Researchers work on one of the quantum network nodes, where mirrors and filters guide the laser beams to the diamond chip.
Marieke de Lorijn for QuTech
Marieke de Lorijn for QuTech
Physik

Die Vorboten der Quantenrevolution

Ein derzeit in Wien stattfindender Kongress gibt Einblicke in die Technologien der Zukunft: Die Quantenphysik sickert nun auch in Impfstoffforschung und Künstliche Intelligenz ein – und eröffnet dort ungeahnte neue Möglichkeiten.

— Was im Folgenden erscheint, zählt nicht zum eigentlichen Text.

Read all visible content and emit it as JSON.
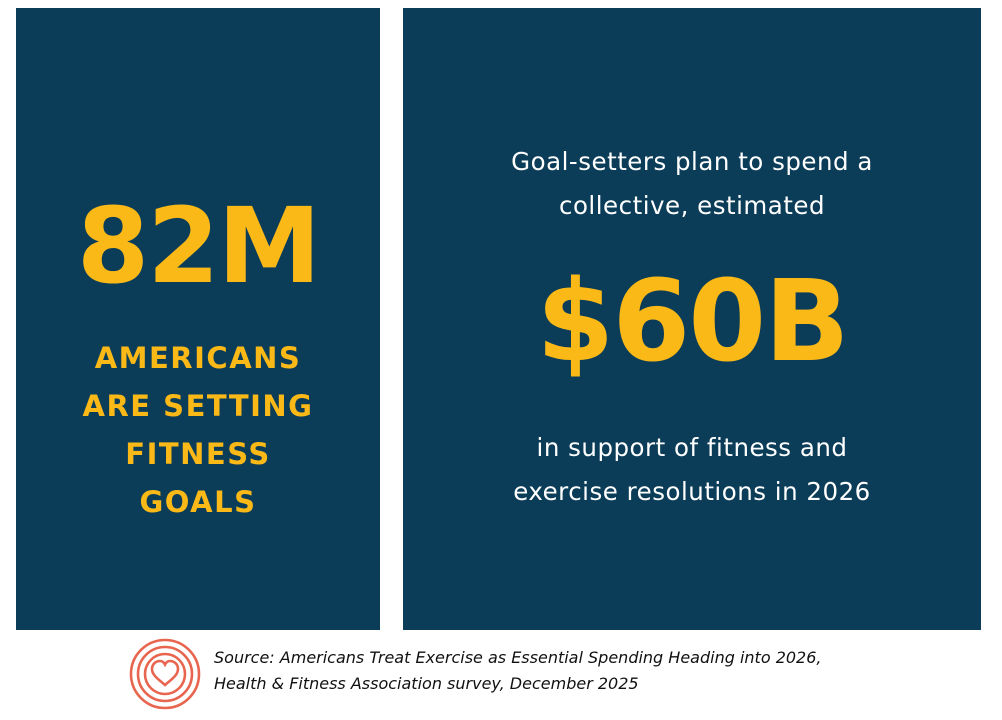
{
  "left_panel": {
    "stat": "82M",
    "caption_lines": [
      "AMERICANS",
      "ARE SETTING",
      "FITNESS",
      "GOALS"
    ]
  },
  "right_panel": {
    "intro_lines": [
      "Goal-setters plan to spend a",
      "collective, estimated"
    ],
    "stat": "$60B",
    "outro_lines": [
      "in support of fitness and",
      "exercise resolutions in 2026"
    ]
  },
  "source": {
    "icon": "heart-target-icon",
    "lines": [
      "Source: Americans Treat Exercise as Essential Spending Heading into 2026,",
      "Health & Fitness Association survey, December 2025"
    ]
  },
  "colors": {
    "panel_bg": "#0b3d59",
    "accent": "#fbb917",
    "body_text": "#ffffff",
    "icon": "#e8664f"
  }
}
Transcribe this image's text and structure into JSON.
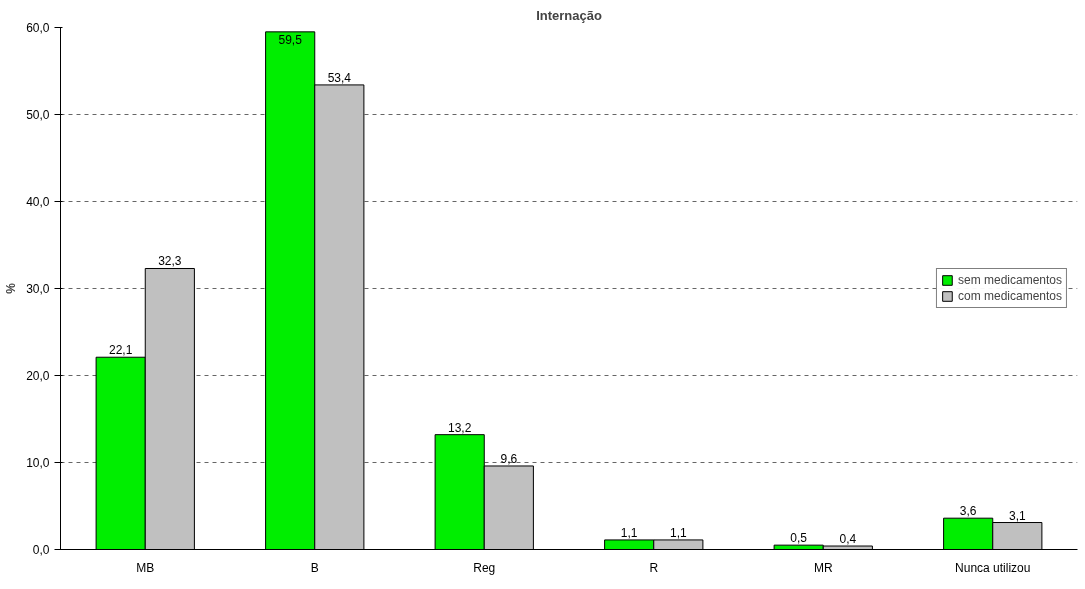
{
  "chart_data": {
    "type": "bar",
    "title": "Internação",
    "ylabel": "%",
    "categories": [
      "MB",
      "B",
      "Reg",
      "R",
      "MR",
      "Nunca utilizou"
    ],
    "series": [
      {
        "name": "sem medicamentos",
        "color": "#00ee00",
        "values": [
          22.1,
          59.5,
          13.2,
          1.1,
          0.5,
          3.6
        ],
        "value_labels": [
          "22,1",
          "59,5",
          "13,2",
          "1,1",
          "0,5",
          "3,6"
        ]
      },
      {
        "name": "com medicamentos",
        "color": "#c0c0c0",
        "values": [
          32.3,
          53.4,
          9.6,
          1.1,
          0.4,
          3.1
        ],
        "value_labels": [
          "32,3",
          "53,4",
          "9,6",
          "1,1",
          "0,4",
          "3,1"
        ]
      }
    ],
    "ylim": [
      0,
      60
    ],
    "yticks": [
      {
        "value": 0,
        "label": "0,0"
      },
      {
        "value": 10,
        "label": "10,0"
      },
      {
        "value": 20,
        "label": "20,0"
      },
      {
        "value": 30,
        "label": "30,0"
      },
      {
        "value": 40,
        "label": "40,0"
      },
      {
        "value": 50,
        "label": "50,0"
      },
      {
        "value": 60,
        "label": "60,0"
      }
    ],
    "grid": "y",
    "legend": "right"
  }
}
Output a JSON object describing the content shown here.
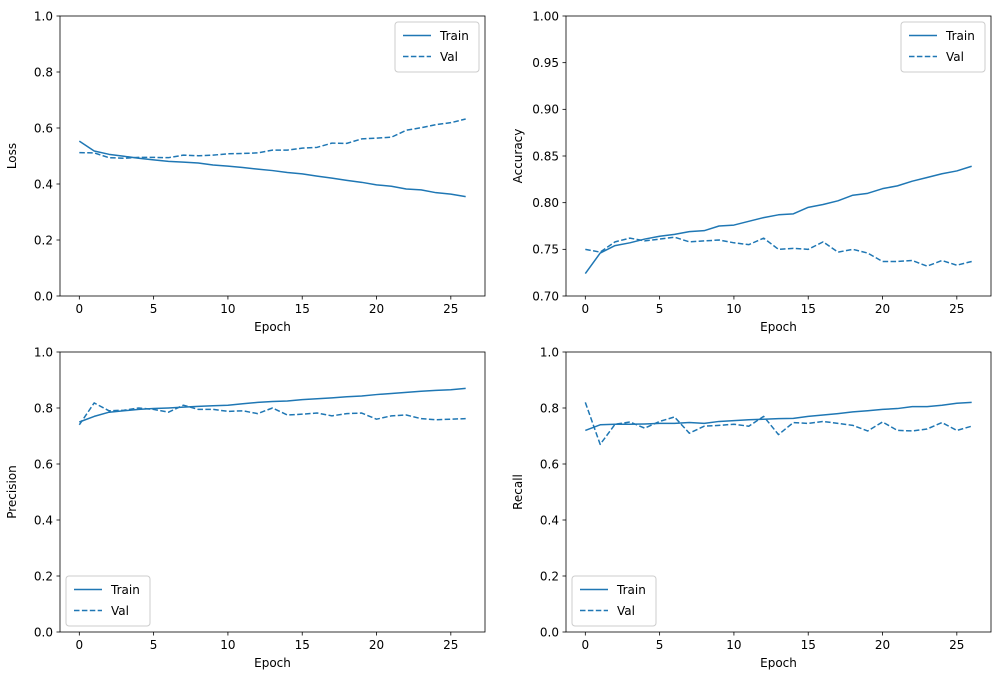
{
  "colors": {
    "series": "#1f77b4",
    "axis": "#000000",
    "legend_border": "#cccccc",
    "background": "#ffffff"
  },
  "chart_data": [
    {
      "type": "line",
      "xlabel": "Epoch",
      "ylabel": "Loss",
      "xlim": [
        -1.3,
        27.3
      ],
      "ylim": [
        0.0,
        1.0
      ],
      "xticks": [
        0,
        5,
        10,
        15,
        20,
        25
      ],
      "xtick_labels": [
        "0",
        "5",
        "10",
        "15",
        "20",
        "25"
      ],
      "yticks": [
        0.0,
        0.2,
        0.4,
        0.6,
        0.8,
        1.0
      ],
      "ytick_labels": [
        "0.0",
        "0.2",
        "0.4",
        "0.6",
        "0.8",
        "1.0"
      ],
      "legend_position": "upper right",
      "grid": false,
      "x": [
        0,
        1,
        2,
        3,
        4,
        5,
        6,
        7,
        8,
        9,
        10,
        11,
        12,
        13,
        14,
        15,
        16,
        17,
        18,
        19,
        20,
        21,
        22,
        23,
        24,
        25,
        26
      ],
      "series": [
        {
          "name": "Train",
          "style": "solid",
          "values": [
            0.553,
            0.518,
            0.506,
            0.499,
            0.492,
            0.486,
            0.481,
            0.478,
            0.475,
            0.468,
            0.464,
            0.459,
            0.453,
            0.448,
            0.441,
            0.436,
            0.428,
            0.421,
            0.413,
            0.406,
            0.397,
            0.392,
            0.382,
            0.379,
            0.369,
            0.364,
            0.355
          ]
        },
        {
          "name": "Val",
          "style": "dashed",
          "values": [
            0.512,
            0.511,
            0.494,
            0.492,
            0.495,
            0.495,
            0.494,
            0.503,
            0.501,
            0.503,
            0.508,
            0.509,
            0.511,
            0.521,
            0.521,
            0.528,
            0.531,
            0.546,
            0.545,
            0.561,
            0.564,
            0.567,
            0.592,
            0.601,
            0.612,
            0.619,
            0.632
          ]
        }
      ]
    },
    {
      "type": "line",
      "xlabel": "Epoch",
      "ylabel": "Accuracy",
      "xlim": [
        -1.3,
        27.3
      ],
      "ylim": [
        0.7,
        1.0
      ],
      "xticks": [
        0,
        5,
        10,
        15,
        20,
        25
      ],
      "xtick_labels": [
        "0",
        "5",
        "10",
        "15",
        "20",
        "25"
      ],
      "yticks": [
        0.7,
        0.75,
        0.8,
        0.85,
        0.9,
        0.95,
        1.0
      ],
      "ytick_labels": [
        "0.70",
        "0.75",
        "0.80",
        "0.85",
        "0.90",
        "0.95",
        "1.00"
      ],
      "legend_position": "upper right",
      "grid": false,
      "x": [
        0,
        1,
        2,
        3,
        4,
        5,
        6,
        7,
        8,
        9,
        10,
        11,
        12,
        13,
        14,
        15,
        16,
        17,
        18,
        19,
        20,
        21,
        22,
        23,
        24,
        25,
        26
      ],
      "series": [
        {
          "name": "Train",
          "style": "solid",
          "values": [
            0.724,
            0.746,
            0.754,
            0.757,
            0.761,
            0.764,
            0.766,
            0.769,
            0.77,
            0.775,
            0.776,
            0.78,
            0.784,
            0.787,
            0.788,
            0.795,
            0.798,
            0.802,
            0.808,
            0.81,
            0.815,
            0.818,
            0.823,
            0.827,
            0.831,
            0.834,
            0.839
          ]
        },
        {
          "name": "Val",
          "style": "dashed",
          "values": [
            0.75,
            0.747,
            0.758,
            0.762,
            0.759,
            0.761,
            0.763,
            0.758,
            0.759,
            0.76,
            0.757,
            0.755,
            0.762,
            0.75,
            0.751,
            0.75,
            0.758,
            0.747,
            0.75,
            0.746,
            0.737,
            0.737,
            0.738,
            0.732,
            0.738,
            0.733,
            0.737
          ]
        }
      ]
    },
    {
      "type": "line",
      "xlabel": "Epoch",
      "ylabel": "Precision",
      "xlim": [
        -1.3,
        27.3
      ],
      "ylim": [
        0.0,
        1.0
      ],
      "xticks": [
        0,
        5,
        10,
        15,
        20,
        25
      ],
      "xtick_labels": [
        "0",
        "5",
        "10",
        "15",
        "20",
        "25"
      ],
      "yticks": [
        0.0,
        0.2,
        0.4,
        0.6,
        0.8,
        1.0
      ],
      "ytick_labels": [
        "0.0",
        "0.2",
        "0.4",
        "0.6",
        "0.8",
        "1.0"
      ],
      "legend_position": "lower left",
      "grid": false,
      "x": [
        0,
        1,
        2,
        3,
        4,
        5,
        6,
        7,
        8,
        9,
        10,
        11,
        12,
        13,
        14,
        15,
        16,
        17,
        18,
        19,
        20,
        21,
        22,
        23,
        24,
        25,
        26
      ],
      "series": [
        {
          "name": "Train",
          "style": "solid",
          "values": [
            0.75,
            0.77,
            0.785,
            0.79,
            0.795,
            0.798,
            0.8,
            0.803,
            0.806,
            0.808,
            0.81,
            0.815,
            0.82,
            0.823,
            0.825,
            0.83,
            0.833,
            0.836,
            0.84,
            0.843,
            0.848,
            0.852,
            0.856,
            0.86,
            0.863,
            0.865,
            0.87
          ]
        },
        {
          "name": "Val",
          "style": "dashed",
          "values": [
            0.74,
            0.818,
            0.79,
            0.792,
            0.8,
            0.795,
            0.785,
            0.81,
            0.795,
            0.795,
            0.788,
            0.79,
            0.78,
            0.8,
            0.775,
            0.778,
            0.782,
            0.772,
            0.78,
            0.782,
            0.76,
            0.772,
            0.775,
            0.762,
            0.758,
            0.76,
            0.762
          ]
        }
      ]
    },
    {
      "type": "line",
      "xlabel": "Epoch",
      "ylabel": "Recall",
      "xlim": [
        -1.3,
        27.3
      ],
      "ylim": [
        0.0,
        1.0
      ],
      "xticks": [
        0,
        5,
        10,
        15,
        20,
        25
      ],
      "xtick_labels": [
        "0",
        "5",
        "10",
        "15",
        "20",
        "25"
      ],
      "yticks": [
        0.0,
        0.2,
        0.4,
        0.6,
        0.8,
        1.0
      ],
      "ytick_labels": [
        "0.0",
        "0.2",
        "0.4",
        "0.6",
        "0.8",
        "1.0"
      ],
      "legend_position": "lower left",
      "grid": false,
      "x": [
        0,
        1,
        2,
        3,
        4,
        5,
        6,
        7,
        8,
        9,
        10,
        11,
        12,
        13,
        14,
        15,
        16,
        17,
        18,
        19,
        20,
        21,
        22,
        23,
        24,
        25,
        26
      ],
      "series": [
        {
          "name": "Train",
          "style": "solid",
          "values": [
            0.72,
            0.74,
            0.742,
            0.742,
            0.743,
            0.745,
            0.745,
            0.748,
            0.745,
            0.752,
            0.755,
            0.758,
            0.76,
            0.762,
            0.763,
            0.77,
            0.775,
            0.78,
            0.786,
            0.79,
            0.795,
            0.798,
            0.805,
            0.805,
            0.81,
            0.817,
            0.82
          ]
        },
        {
          "name": "Val",
          "style": "dashed",
          "values": [
            0.82,
            0.67,
            0.742,
            0.75,
            0.728,
            0.752,
            0.768,
            0.71,
            0.735,
            0.738,
            0.742,
            0.735,
            0.77,
            0.705,
            0.748,
            0.745,
            0.752,
            0.745,
            0.738,
            0.718,
            0.75,
            0.72,
            0.718,
            0.725,
            0.748,
            0.72,
            0.735
          ]
        }
      ]
    }
  ]
}
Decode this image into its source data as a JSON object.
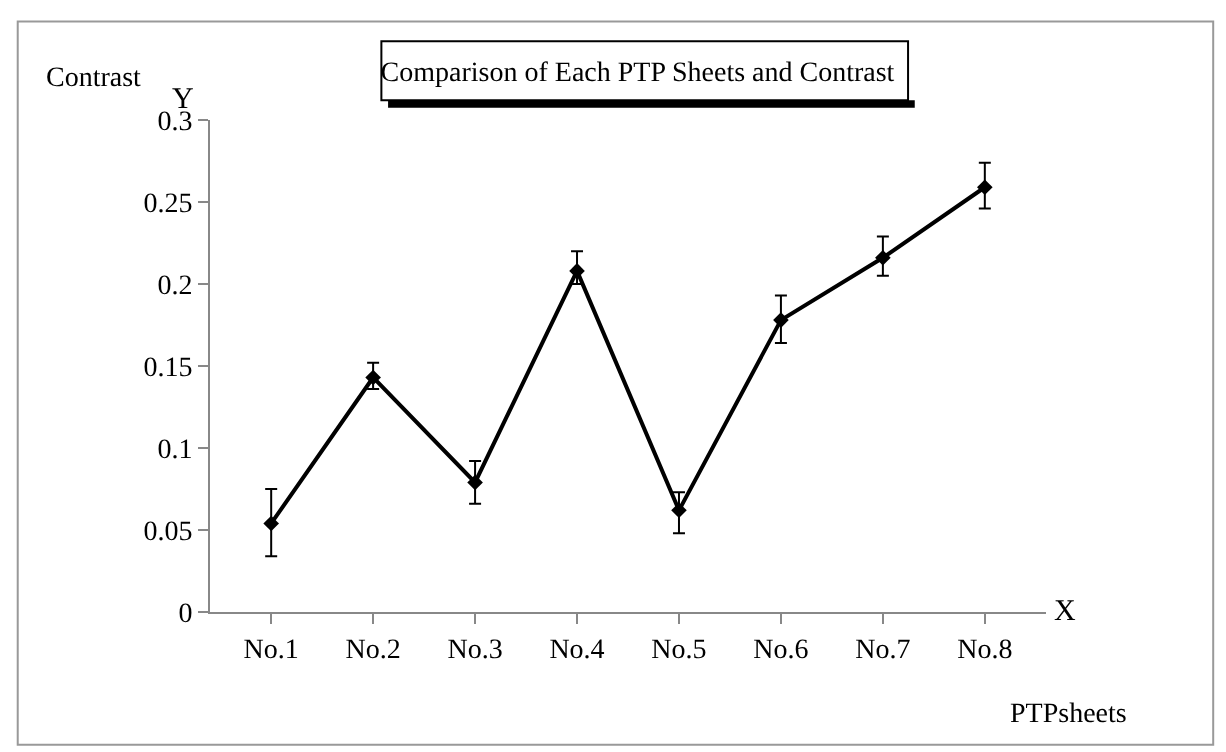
{
  "chart_data": {
    "type": "line",
    "title": "Comparison of Each PTP Sheets and Contrast",
    "xlabel": "PTPsheets",
    "ylabel": "Contrast",
    "annotations": [
      "Y",
      "X"
    ],
    "categories": [
      "No.1",
      "No.2",
      "No.3",
      "No.4",
      "No.5",
      "No.6",
      "No.7",
      "No.8"
    ],
    "series": [
      {
        "color": "#000000",
        "values": [
          0.054,
          0.143,
          0.079,
          0.208,
          0.062,
          0.178,
          0.216,
          0.259
        ],
        "errors": [
          [
            0.034,
            0.075
          ],
          [
            0.136,
            0.152
          ],
          [
            0.066,
            0.092
          ],
          [
            0.2,
            0.22
          ],
          [
            0.048,
            0.073
          ],
          [
            0.164,
            0.193
          ],
          [
            0.205,
            0.229
          ],
          [
            0.246,
            0.274
          ]
        ]
      }
    ],
    "ylim": [
      0,
      0.3
    ],
    "yticks": [
      0,
      0.05,
      0.1,
      0.15,
      0.2,
      0.25,
      0.3
    ],
    "marker": "diamond",
    "line_style": "solid"
  }
}
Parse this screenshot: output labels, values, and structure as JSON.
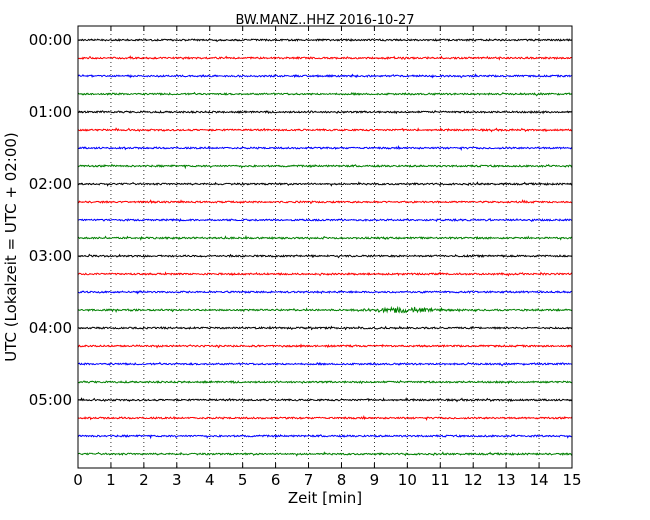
{
  "chart_data": {
    "type": "line",
    "title": "BW.MANZ..HHZ 2016-10-27",
    "xlabel": "Zeit  [min]",
    "ylabel": "UTC (Lokalzeit = UTC + 02:00)",
    "xlim": [
      0,
      15
    ],
    "x_ticks": [
      "0",
      "1",
      "2",
      "3",
      "4",
      "5",
      "6",
      "7",
      "8",
      "9",
      "10",
      "11",
      "12",
      "13",
      "14",
      "15"
    ],
    "y_ticks": [
      "00:00",
      "01:00",
      "02:00",
      "03:00",
      "04:00",
      "05:00"
    ],
    "grid": "vertical-dotted",
    "trace_interval_min": 15,
    "traces": [
      {
        "start": "00:00",
        "color": "#000000"
      },
      {
        "start": "00:15",
        "color": "#ff0000"
      },
      {
        "start": "00:30",
        "color": "#0000ff"
      },
      {
        "start": "00:45",
        "color": "#008000"
      },
      {
        "start": "01:00",
        "color": "#000000"
      },
      {
        "start": "01:15",
        "color": "#ff0000"
      },
      {
        "start": "01:30",
        "color": "#0000ff"
      },
      {
        "start": "01:45",
        "color": "#008000"
      },
      {
        "start": "02:00",
        "color": "#000000"
      },
      {
        "start": "02:15",
        "color": "#ff0000"
      },
      {
        "start": "02:30",
        "color": "#0000ff"
      },
      {
        "start": "02:45",
        "color": "#008000"
      },
      {
        "start": "03:00",
        "color": "#000000"
      },
      {
        "start": "03:15",
        "color": "#ff0000"
      },
      {
        "start": "03:30",
        "color": "#0000ff"
      },
      {
        "start": "03:45",
        "color": "#008000",
        "event_minute": 9.8
      },
      {
        "start": "04:00",
        "color": "#000000"
      },
      {
        "start": "04:15",
        "color": "#ff0000"
      },
      {
        "start": "04:30",
        "color": "#0000ff"
      },
      {
        "start": "04:45",
        "color": "#008000"
      },
      {
        "start": "05:00",
        "color": "#000000"
      },
      {
        "start": "05:15",
        "color": "#ff0000"
      },
      {
        "start": "05:30",
        "color": "#0000ff"
      },
      {
        "start": "05:45",
        "color": "#008000"
      }
    ]
  }
}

Sechs Jahre ist es mittlerweile her, dass das Europäische Flaggschiffprojekt zur Quantenforschung offiziell vorgestellt wurde. Im damals publizierten Begleittext vulgo „Quanten-Manifest“ war von einer Revolution die Rede, die Physik, Technik und letztlich unsere ganze Gesellschaft transformieren würde. Was das konkret bedeuten könnte, war damals noch nicht so absehbar, abgesehen von den prinzipiellen Hinweisen auf die Macht der Quanten für neuartige Computerarchitekturen, Kryptografie und superempfindliche Sensoren.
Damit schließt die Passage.